La transizione digitale e quella “verde” con il cosiddetto “green deal” sono le tematiche principali di questo momento storico europeo. Tra i dossier sui quali si sta concentrando ora l’azione della Confederazione dell’artigianato a Bruxelles spiccano quelli sugli imballaggi e i rifiuti di imballaggio e quello sulla protezione delle indicazioni geografiche per i prodotti artigianali e industriali, quest’ultimo sostenuto dalla CNA che però si sta adoperando per una chiara distinzione tra la definizione di prodotto artigianale e quella di prodotto industriale e per rendere più forte e chiaro il legame tra prodotto e territorio. Non da ultimo il dossier sui ritardi nei pagamenti. La delegazione di CNA-SHV Alto Adige, insieme ai colleghi del Nordest, ha avuto modo di approfondire queste tematiche nel corso degli incontri con gli eurodeputati del Veneto, dell’Alto Adige e del Friuli Venezia Giulia. In particolare con l’eurodeputato altoatesino Herbert Dorfmann è stato approfondito il tema della rappresentanza in Europa degli interessi del mondo dell’artigianato del nostro fondovalle e della spinosa questione del Brennero. Nella sede a Bruxelles dell’Euregio invece il team guidato dal vicepresidente Cristiano Cantisani ha avuto modo di approfondire come aiutare le imprese a avvicinarsi all’Europa.
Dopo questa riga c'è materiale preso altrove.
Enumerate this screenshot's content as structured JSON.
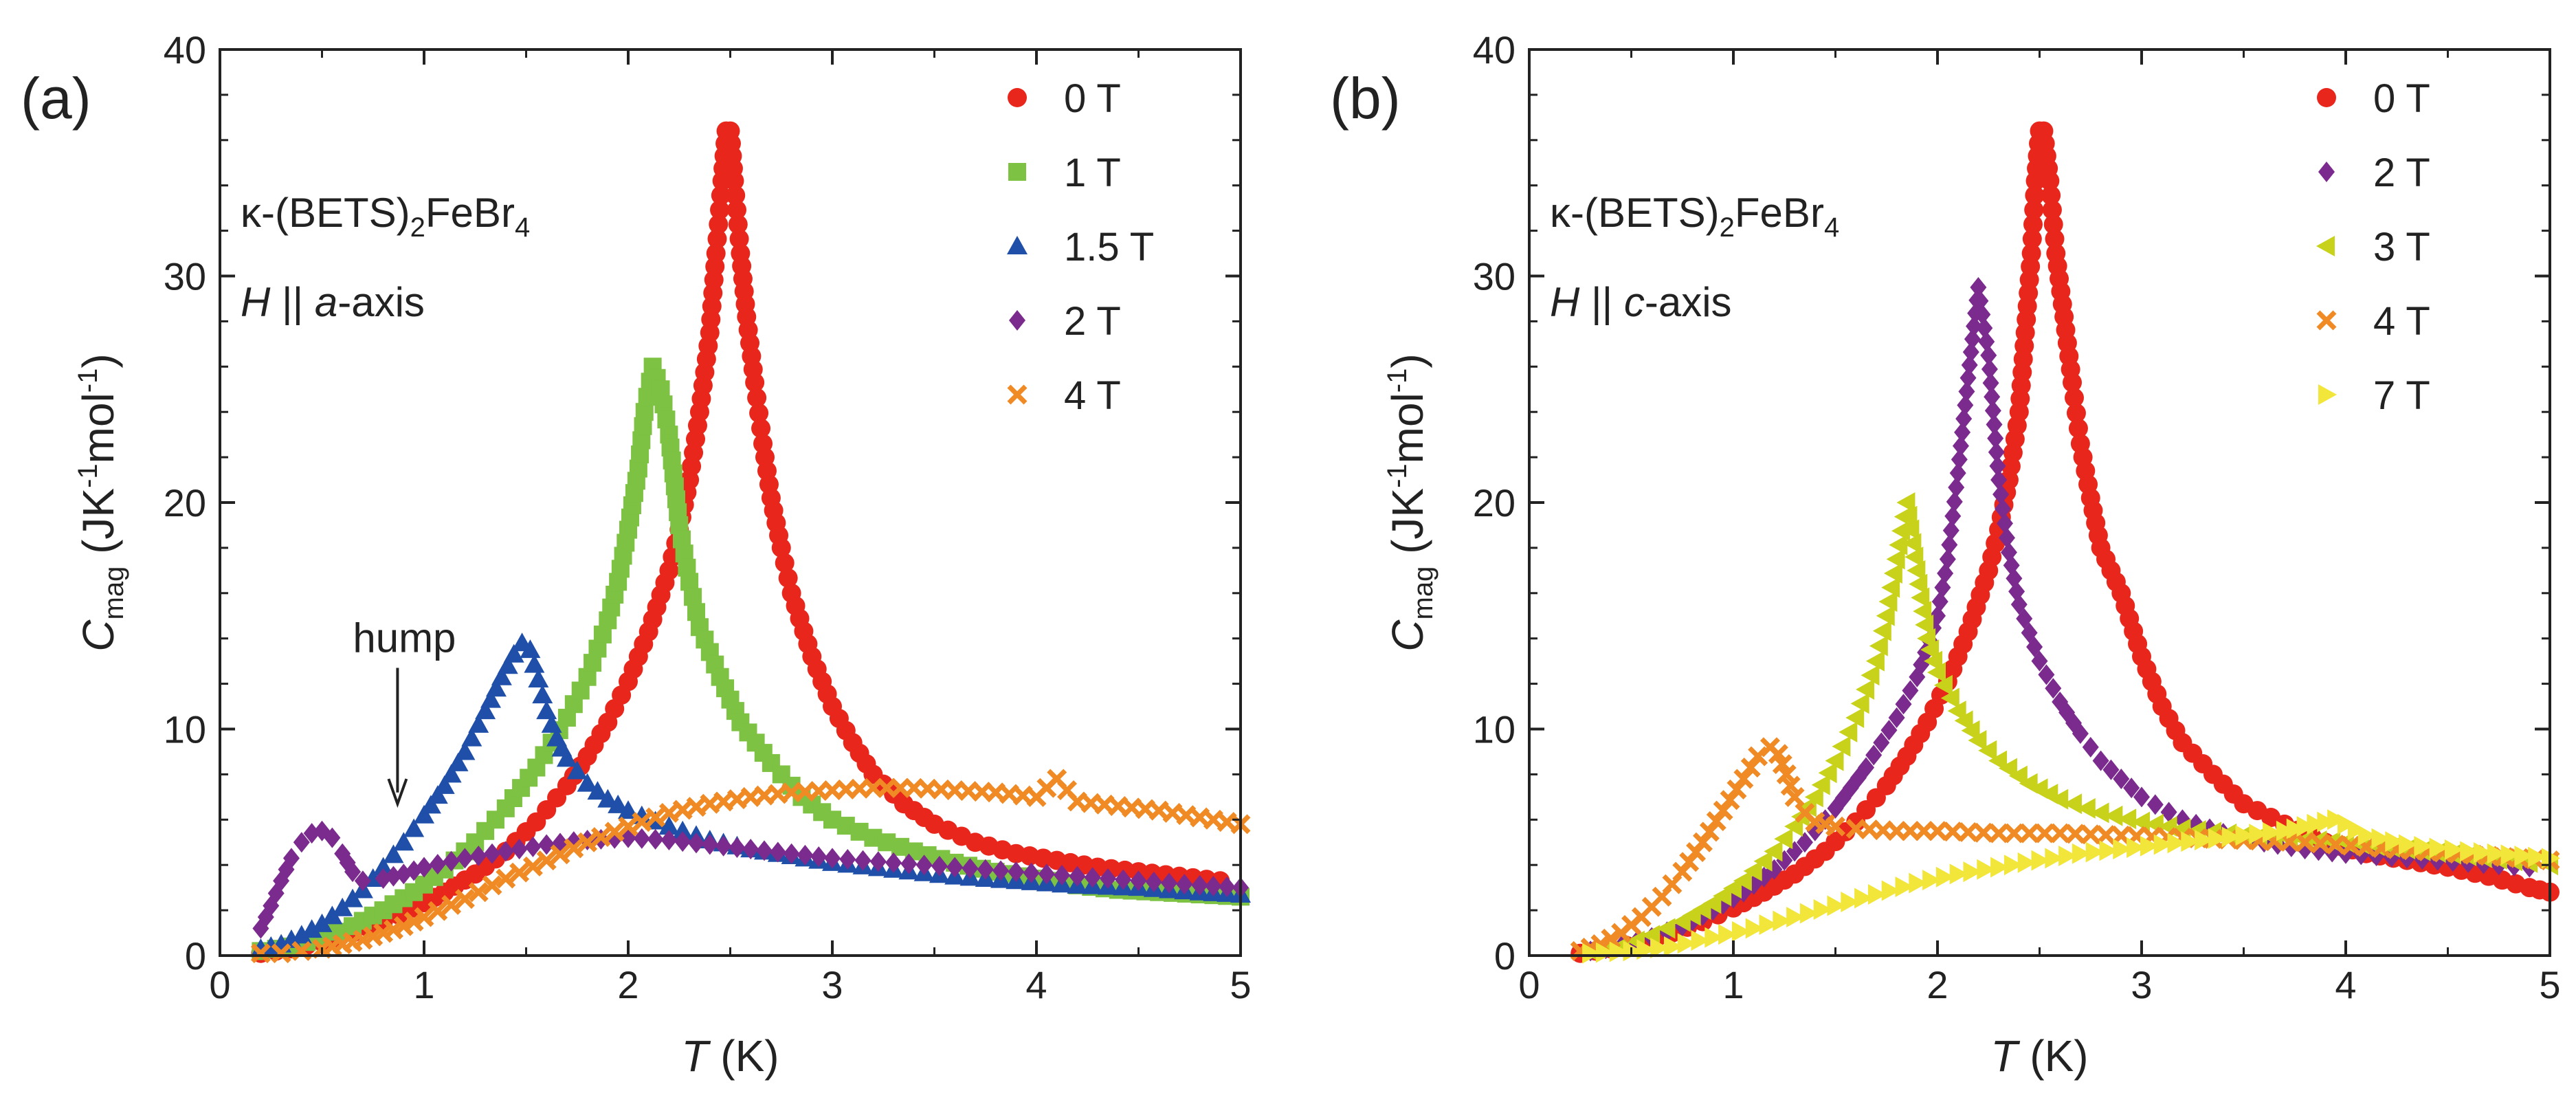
{
  "chart_data": [
    {
      "type": "scatter",
      "panel_label": "(a)",
      "compound": {
        "prefix": "κ-(BETS)",
        "sub": "2",
        "mid": "FeBr",
        "sub2": "4"
      },
      "field_dir": {
        "H": "H",
        "sep": " || ",
        "axis": "a",
        "suffix": "-axis"
      },
      "annotation": "hump",
      "xlabel": {
        "var": "T",
        "unit": " (K)"
      },
      "ylabel": {
        "var": "C",
        "sub": "mag",
        "unit": " (JK",
        "sup1": "-1",
        "mid": "mol",
        "sup2": "-1",
        "end": ")"
      },
      "xlim": [
        0,
        5
      ],
      "ylim": [
        0,
        40
      ],
      "xticks": [
        "0",
        "1",
        "2",
        "3",
        "4",
        "5"
      ],
      "yticks": [
        "0",
        "10",
        "20",
        "30",
        "40"
      ],
      "legend_position": "top-right",
      "series": [
        {
          "name": "0 T",
          "marker": "circle",
          "color": "#e8261c",
          "x": [
            0.2,
            0.35,
            0.5,
            0.65,
            0.8,
            0.95,
            1.1,
            1.25,
            1.4,
            1.55,
            1.7,
            1.8,
            1.9,
            2.0,
            2.1,
            2.2,
            2.25,
            2.3,
            2.35,
            2.4,
            2.43,
            2.46,
            2.48,
            2.5,
            2.52,
            2.55,
            2.58,
            2.62,
            2.66,
            2.7,
            2.75,
            2.8,
            2.9,
            3.0,
            3.1,
            3.2,
            3.35,
            3.5,
            3.7,
            3.9,
            4.1,
            4.3,
            4.5,
            4.7,
            4.9
          ],
          "y": [
            0.1,
            0.3,
            0.6,
            1.0,
            1.5,
            2.1,
            2.8,
            3.6,
            4.6,
            5.9,
            7.5,
            8.8,
            10.3,
            12.1,
            14.3,
            17.0,
            18.8,
            21.0,
            24.0,
            27.5,
            31.0,
            34.2,
            36.4,
            36.4,
            34.2,
            31.0,
            28.2,
            25.3,
            22.6,
            20.2,
            18.0,
            16.0,
            13.2,
            11.0,
            9.4,
            8.0,
            6.7,
            5.8,
            5.0,
            4.5,
            4.2,
            3.9,
            3.7,
            3.5,
            3.3
          ]
        },
        {
          "name": "1 T",
          "marker": "square",
          "color": "#7dc242",
          "x": [
            0.2,
            0.35,
            0.5,
            0.65,
            0.8,
            0.95,
            1.1,
            1.25,
            1.4,
            1.55,
            1.7,
            1.8,
            1.9,
            1.95,
            2.0,
            2.05,
            2.08,
            2.12,
            2.16,
            2.2,
            2.25,
            2.3,
            2.35,
            2.45,
            2.55,
            2.7,
            2.85,
            3.0,
            3.2,
            3.4,
            3.6,
            3.8,
            4.0,
            4.2,
            4.4,
            4.6,
            4.8,
            5.0
          ],
          "y": [
            0.2,
            0.4,
            0.8,
            1.3,
            2.0,
            2.8,
            3.8,
            5.0,
            6.5,
            8.3,
            10.5,
            12.3,
            14.8,
            16.5,
            18.8,
            21.5,
            24.0,
            26.0,
            25.0,
            23.0,
            19.0,
            16.5,
            14.5,
            12.3,
            10.3,
            8.5,
            7.0,
            6.0,
            5.2,
            4.6,
            4.1,
            3.7,
            3.4,
            3.1,
            2.9,
            2.8,
            2.7,
            2.6
          ]
        },
        {
          "name": "1.5 T",
          "marker": "triangle-up",
          "color": "#1f4fa8",
          "x": [
            0.2,
            0.3,
            0.4,
            0.5,
            0.6,
            0.7,
            0.8,
            0.9,
            1.0,
            1.1,
            1.2,
            1.3,
            1.38,
            1.44,
            1.48,
            1.52,
            1.56,
            1.6,
            1.65,
            1.7,
            1.8,
            1.9,
            2.0,
            2.2,
            2.4,
            2.6,
            2.8,
            3.0,
            3.3,
            3.6,
            3.9,
            4.2,
            4.5,
            4.8,
            5.0
          ],
          "y": [
            0.3,
            0.5,
            0.9,
            1.4,
            2.1,
            2.9,
            3.9,
            5.0,
            6.2,
            7.5,
            9.0,
            10.8,
            12.3,
            13.3,
            13.8,
            13.5,
            12.2,
            10.8,
            9.6,
            8.7,
            7.6,
            6.9,
            6.4,
            5.7,
            5.1,
            4.7,
            4.4,
            4.1,
            3.8,
            3.5,
            3.3,
            3.1,
            3.0,
            2.8,
            2.7
          ]
        },
        {
          "name": "2 T",
          "marker": "diamond",
          "color": "#7b2a8e",
          "x": [
            0.2,
            0.25,
            0.3,
            0.35,
            0.4,
            0.45,
            0.5,
            0.55,
            0.6,
            0.65,
            0.7,
            0.8,
            0.9,
            1.0,
            1.2,
            1.4,
            1.6,
            1.8,
            2.0,
            2.2,
            2.4,
            2.6,
            2.8,
            3.0,
            3.3,
            3.6,
            3.9,
            4.2,
            4.5,
            4.8,
            5.0
          ],
          "y": [
            1.2,
            2.2,
            3.3,
            4.3,
            5.0,
            5.4,
            5.5,
            5.2,
            4.5,
            3.7,
            3.3,
            3.4,
            3.6,
            3.9,
            4.3,
            4.6,
            4.9,
            5.1,
            5.2,
            5.1,
            4.9,
            4.7,
            4.5,
            4.3,
            4.1,
            3.9,
            3.7,
            3.5,
            3.3,
            3.1,
            3.0
          ]
        },
        {
          "name": "4 T",
          "marker": "cross",
          "color": "#f08a24",
          "x": [
            0.2,
            0.3,
            0.4,
            0.5,
            0.6,
            0.7,
            0.8,
            0.9,
            1.0,
            1.2,
            1.4,
            1.6,
            1.8,
            2.0,
            2.2,
            2.4,
            2.6,
            2.8,
            3.0,
            3.2,
            3.4,
            3.6,
            3.8,
            4.0,
            4.1,
            4.2,
            4.4,
            4.6,
            4.8,
            5.0
          ],
          "y": [
            0.1,
            0.1,
            0.2,
            0.3,
            0.5,
            0.7,
            1.0,
            1.3,
            1.7,
            2.5,
            3.4,
            4.2,
            5.0,
            5.7,
            6.3,
            6.7,
            7.0,
            7.2,
            7.3,
            7.4,
            7.4,
            7.3,
            7.2,
            7.0,
            7.8,
            6.8,
            6.6,
            6.4,
            6.1,
            5.8
          ]
        }
      ]
    },
    {
      "type": "scatter",
      "panel_label": "(b)",
      "compound": {
        "prefix": "κ-(BETS)",
        "sub": "2",
        "mid": "FeBr",
        "sub2": "4"
      },
      "field_dir": {
        "H": "H",
        "sep": " || ",
        "axis": "c",
        "suffix": "-axis"
      },
      "xlabel": {
        "var": "T",
        "unit": " (K)"
      },
      "ylabel": {
        "var": "C",
        "sub": "mag",
        "unit": " (JK",
        "sup1": "-1",
        "mid": "mol",
        "sup2": "-1",
        "end": ")"
      },
      "xlim": [
        0,
        5
      ],
      "ylim": [
        0,
        40
      ],
      "xticks": [
        "0",
        "1",
        "2",
        "3",
        "4",
        "5"
      ],
      "yticks": [
        "0",
        "10",
        "20",
        "30",
        "40"
      ],
      "legend_position": "top-right",
      "series": [
        {
          "name": "0 T",
          "marker": "circle",
          "color": "#e8261c",
          "x": [
            0.25,
            0.4,
            0.55,
            0.7,
            0.85,
            1.0,
            1.15,
            1.3,
            1.45,
            1.6,
            1.75,
            1.85,
            1.95,
            2.05,
            2.15,
            2.25,
            2.3,
            2.35,
            2.4,
            2.43,
            2.46,
            2.48,
            2.5,
            2.52,
            2.55,
            2.58,
            2.62,
            2.66,
            2.7,
            2.75,
            2.8,
            2.9,
            3.0,
            3.1,
            3.2,
            3.35,
            3.5,
            3.7,
            3.9,
            4.1,
            4.3,
            4.5,
            4.7,
            4.9,
            5.0
          ],
          "y": [
            0.1,
            0.3,
            0.6,
            1.0,
            1.5,
            2.1,
            2.8,
            3.6,
            4.6,
            5.9,
            7.5,
            8.8,
            10.3,
            12.1,
            14.3,
            17.0,
            18.8,
            21.0,
            24.0,
            27.5,
            31.0,
            34.2,
            36.4,
            36.4,
            34.2,
            31.0,
            28.2,
            25.3,
            22.6,
            20.2,
            18.0,
            16.0,
            13.2,
            11.0,
            9.4,
            8.0,
            6.7,
            5.8,
            5.0,
            4.5,
            4.2,
            3.9,
            3.5,
            3.0,
            2.8
          ]
        },
        {
          "name": "2 T",
          "marker": "diamond",
          "color": "#7b2a8e",
          "x": [
            0.3,
            0.45,
            0.6,
            0.75,
            0.9,
            1.05,
            1.2,
            1.35,
            1.5,
            1.65,
            1.8,
            1.9,
            2.0,
            2.05,
            2.1,
            2.15,
            2.2,
            2.25,
            2.3,
            2.35,
            2.4,
            2.5,
            2.6,
            2.7,
            2.8,
            3.0,
            3.2,
            3.4,
            3.6,
            3.8,
            4.0,
            4.3,
            4.6,
            4.9
          ],
          "y": [
            0.2,
            0.4,
            0.8,
            1.3,
            2.0,
            2.8,
            3.8,
            5.0,
            6.5,
            8.3,
            10.5,
            12.3,
            15.0,
            17.5,
            21.3,
            25.5,
            29.5,
            26.5,
            21.0,
            17.8,
            15.5,
            13.0,
            11.2,
            9.8,
            8.6,
            7.0,
            6.0,
            5.4,
            5.0,
            4.7,
            4.5,
            4.3,
            4.1,
            3.9
          ]
        },
        {
          "name": "3 T",
          "marker": "triangle-left",
          "color": "#c9d21b",
          "x": [
            0.3,
            0.45,
            0.6,
            0.75,
            0.9,
            1.05,
            1.2,
            1.3,
            1.4,
            1.5,
            1.6,
            1.7,
            1.75,
            1.8,
            1.85,
            1.9,
            1.95,
            2.0,
            2.1,
            2.2,
            2.3,
            2.45,
            2.6,
            2.8,
            3.0,
            3.2,
            3.5,
            3.8,
            4.0,
            4.3,
            4.6,
            4.9,
            5.0
          ],
          "y": [
            0.2,
            0.4,
            0.9,
            1.5,
            2.3,
            3.3,
            4.6,
            5.7,
            7.0,
            8.6,
            10.5,
            13.0,
            15.0,
            17.5,
            20.0,
            17.0,
            14.0,
            12.5,
            10.8,
            9.5,
            8.6,
            7.6,
            6.9,
            6.3,
            5.9,
            5.6,
            5.3,
            5.1,
            5.0,
            4.7,
            4.4,
            4.1,
            4.0
          ]
        },
        {
          "name": "4 T",
          "marker": "cross",
          "color": "#f08a24",
          "x": [
            0.25,
            0.35,
            0.45,
            0.55,
            0.65,
            0.75,
            0.85,
            0.95,
            1.05,
            1.12,
            1.18,
            1.22,
            1.26,
            1.3,
            1.35,
            1.4,
            1.5,
            1.6,
            1.8,
            2.0,
            2.3,
            2.6,
            2.9,
            3.2,
            3.5,
            3.8,
            4.1,
            4.4,
            4.7,
            5.0
          ],
          "y": [
            0.2,
            0.5,
            1.0,
            1.7,
            2.6,
            3.7,
            5.0,
            6.4,
            7.8,
            8.8,
            9.2,
            8.9,
            8.0,
            7.0,
            6.3,
            5.9,
            5.7,
            5.6,
            5.5,
            5.5,
            5.4,
            5.4,
            5.3,
            5.2,
            5.1,
            5.0,
            4.8,
            4.6,
            4.4,
            4.2
          ]
        },
        {
          "name": "7 T",
          "marker": "triangle-right",
          "color": "#f2e63a",
          "x": [
            0.3,
            0.5,
            0.7,
            0.9,
            1.1,
            1.3,
            1.5,
            1.7,
            1.9,
            2.1,
            2.3,
            2.5,
            2.7,
            2.9,
            3.1,
            3.3,
            3.5,
            3.7,
            3.8,
            3.9,
            3.95,
            4.0,
            4.1,
            4.3,
            4.6,
            5.0
          ],
          "y": [
            0.1,
            0.2,
            0.4,
            0.8,
            1.2,
            1.7,
            2.2,
            2.7,
            3.2,
            3.6,
            3.9,
            4.2,
            4.5,
            4.7,
            4.9,
            5.1,
            5.3,
            5.5,
            5.7,
            5.9,
            6.0,
            5.8,
            5.3,
            4.9,
            4.6,
            4.3
          ]
        }
      ]
    }
  ]
}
“Con questa visita a Bruxelles da parte di CNA-SHV – commenta il vicepresidente Cantisani – prende il via il progetto con il quale la nostra associazione diventerà il punto di riferimento e il tramite tra l’Europa e le aziende del nostro territorio. Affiancare gli imprenditori e le imprenditrici nel cogliere le opportunità che il sistema Ue offre anche a piccole realtà economiche come le nostre e rappresentare gli interessi delle categorie nel cuore delle decisioni normative saranno le sfide di CNA-SHV Alto Adige nei prossimi anni”. Tra gli incontri anche quello con il direttore della Camera di Commercio belgo-italiana Giorgio De Bin, con Marco Sordini, membro della rappresentanza italiana permanente presso l’Unione Europea e con Maria Pia Vigliarolo, DG Grow – Commissione Europa. “Le decisioni prese a livello europeo pesano già oggi all’80% sul quadro normativo statale e provinciale e incideranno sempre più sull’attività quotidiana delle nostre aziende che hanno bisogno più che mai di essere affiancate per riuscire a rimanere nel mercato europeo e per intercettare i fondi che permettano loro di crescere e di affrontare le sfide di sostenibilità e digitalizzazione che ci aspettano – così il presidente Claudio Corrarati –  CNA Alto Adige vuole farsi trovare pronta per questo ruolo e questa trasferta è il primo tassello di un progetto che porterà la nostra associazione a diventare ponte tra le micro, piccole e medie imprese del nostro territorio e Bruxelles”.